Attorneys general pen letter against CFPB’s amendments to Regulation B
On December 12, a coalition of 21 attorneys general penned a joint letter responding to the CFPB’s NPRM proposing amendments to Regulation B and urging the Bureau not to move forward with the proposed changes to its disparate impact liability and discouragement provisions. As previously covered by InfoBytes, the CFPB published its proposed rule amending Regulation B by eliminating regulatory provisions supporting disparate impact liability, narrowing what would constitute “discouragement,” and changing the for-profit entity requirements for “special purpose credit programs.” The attorneys general argued that these proposed changes violated the APA and would weaken the ECOA’s protections against unfair treatment in credit markets.
The letter outlined several reasons for rejecting the NPRM’s changes to disparate impact liability. First, the attorneys general maintained that a proper reading of the ECOA compels the conclusion that the statute “authorizes a disparate impact theory of liability.” Second, they asserted that the NPRM “erroneously” assumes that consumers would still enjoy broad anti-discrimination protections if disparate impact liability is removed.
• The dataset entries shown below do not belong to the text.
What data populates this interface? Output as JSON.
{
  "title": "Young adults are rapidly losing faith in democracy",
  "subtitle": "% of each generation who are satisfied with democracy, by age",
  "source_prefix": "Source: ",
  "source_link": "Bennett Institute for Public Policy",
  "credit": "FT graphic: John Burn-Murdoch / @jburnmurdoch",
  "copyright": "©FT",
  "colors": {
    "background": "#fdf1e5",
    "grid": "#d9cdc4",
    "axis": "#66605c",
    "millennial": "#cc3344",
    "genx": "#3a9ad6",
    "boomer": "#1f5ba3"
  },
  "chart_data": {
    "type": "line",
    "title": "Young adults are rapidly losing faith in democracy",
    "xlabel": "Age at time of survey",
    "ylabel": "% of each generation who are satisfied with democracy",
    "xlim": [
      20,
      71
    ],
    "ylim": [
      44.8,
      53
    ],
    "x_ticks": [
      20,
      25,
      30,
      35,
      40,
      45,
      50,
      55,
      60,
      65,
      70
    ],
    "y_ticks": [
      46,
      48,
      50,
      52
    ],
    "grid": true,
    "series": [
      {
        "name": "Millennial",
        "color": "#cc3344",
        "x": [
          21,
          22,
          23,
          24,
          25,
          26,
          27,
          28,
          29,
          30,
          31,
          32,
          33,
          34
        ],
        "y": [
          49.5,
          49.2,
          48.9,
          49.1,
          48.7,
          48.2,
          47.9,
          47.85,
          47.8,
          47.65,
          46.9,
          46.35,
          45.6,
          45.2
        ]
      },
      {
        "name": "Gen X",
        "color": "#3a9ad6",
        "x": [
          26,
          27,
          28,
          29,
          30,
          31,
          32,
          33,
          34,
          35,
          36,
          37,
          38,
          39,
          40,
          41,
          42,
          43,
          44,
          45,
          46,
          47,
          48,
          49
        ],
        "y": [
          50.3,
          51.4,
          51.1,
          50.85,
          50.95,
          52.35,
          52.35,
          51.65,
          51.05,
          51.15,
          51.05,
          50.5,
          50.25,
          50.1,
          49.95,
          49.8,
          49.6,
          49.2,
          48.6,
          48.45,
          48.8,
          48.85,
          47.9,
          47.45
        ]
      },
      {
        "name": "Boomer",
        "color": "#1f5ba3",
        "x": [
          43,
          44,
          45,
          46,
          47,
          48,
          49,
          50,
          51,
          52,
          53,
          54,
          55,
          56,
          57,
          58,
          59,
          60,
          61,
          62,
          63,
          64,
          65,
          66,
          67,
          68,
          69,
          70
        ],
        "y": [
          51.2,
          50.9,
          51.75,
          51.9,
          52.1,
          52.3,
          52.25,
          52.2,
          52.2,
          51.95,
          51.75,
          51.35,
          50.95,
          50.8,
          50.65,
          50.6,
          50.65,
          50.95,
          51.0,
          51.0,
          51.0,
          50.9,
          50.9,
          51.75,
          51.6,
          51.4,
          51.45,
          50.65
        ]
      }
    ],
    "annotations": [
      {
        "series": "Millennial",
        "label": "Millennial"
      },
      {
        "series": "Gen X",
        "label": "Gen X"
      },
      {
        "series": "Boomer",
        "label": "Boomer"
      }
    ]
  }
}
Third, they argued that disparate impact liability is a lawful and established mechanism for enforcing anti-discrimination statutes.
Regarding the NPRM’s proposed amendments to the discouragement provisions, the attorneys general contended that these changes are contrary to law, would harm consumers, and would undermine state enforcement efforts. They further criticized the CFPB for relying on speculation rather than evidence to justify the revisions, calling such reasoning arbitrary and capricious under the APA. The attorneys general asked the Bureau to “recognize the harm” from this proposal and forego these changes to Regulation B.